Most market monitoring systems react to events. A large trade prints. The spread widens. The book thins. Cancel pressure rises.
Each signal is real. Each is also, in isolation, mostly noise.
The more useful question is not what happened — it is whether the market has entered a different operating state. That distinction is where decision-grade intelligence lives.
"Risk becomes clearer when you track episodes and regimes — not isolated events."
Three layers. One coherent picture.
The analysis structured microstructure information across three distinct layers — each answering a different question for a market maker operating under time pressure.
Early in the episode is everything.
Medium-high stress episodes in their first five seconds produced the clearest deterioration in fill quality. The window is short. The signal does not linger.
The same stress, three different severities.
Stress does not behave uniformly. The surrounding market regime determines how much worse the fill profile gets — and in the worst regimes, it crosses a threshold that changes the calculus entirely.

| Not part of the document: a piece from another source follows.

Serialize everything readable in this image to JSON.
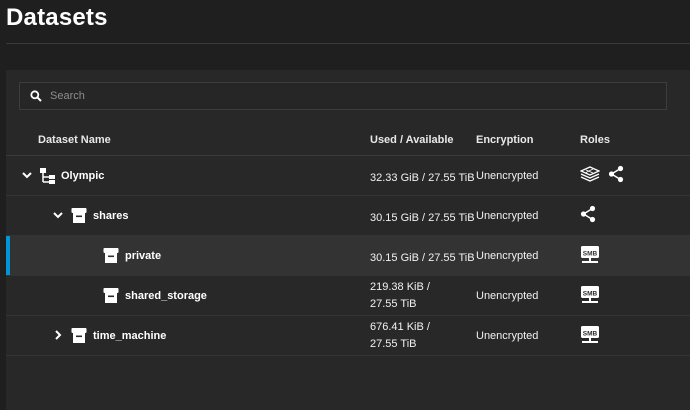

In an extreme trend regime, more than 1 in 2 fills becomes adverse. That is not a deterioration in edge — it is a structural reversal. Normal quoting behavior is no longer a viable posture.
This is not a prediction problem.
The practical output of this framework is not a forecast. It is a temporary posture shift — triggered when the market state indicates that normal quoting behavior will produce structurally worse outcomes.
- Reduce L1 quote size until the episode resolves
- Slow replenishment — do not immediately refresh stale quotes
- Widen spreads within allowed bands
- Wait for episode confirmation before returning to normal quoting
Across 2.8M BTCUSDT events, edge cost deteriorated 2.4× during stress episodes while bad-fill rates jumped +41% — from 30.8% to 43.3%. In choppy and extreme trend regimes that figure crossed 50%: more than 1 in 2 fills adverse. That is the difference between watching events and understanding state.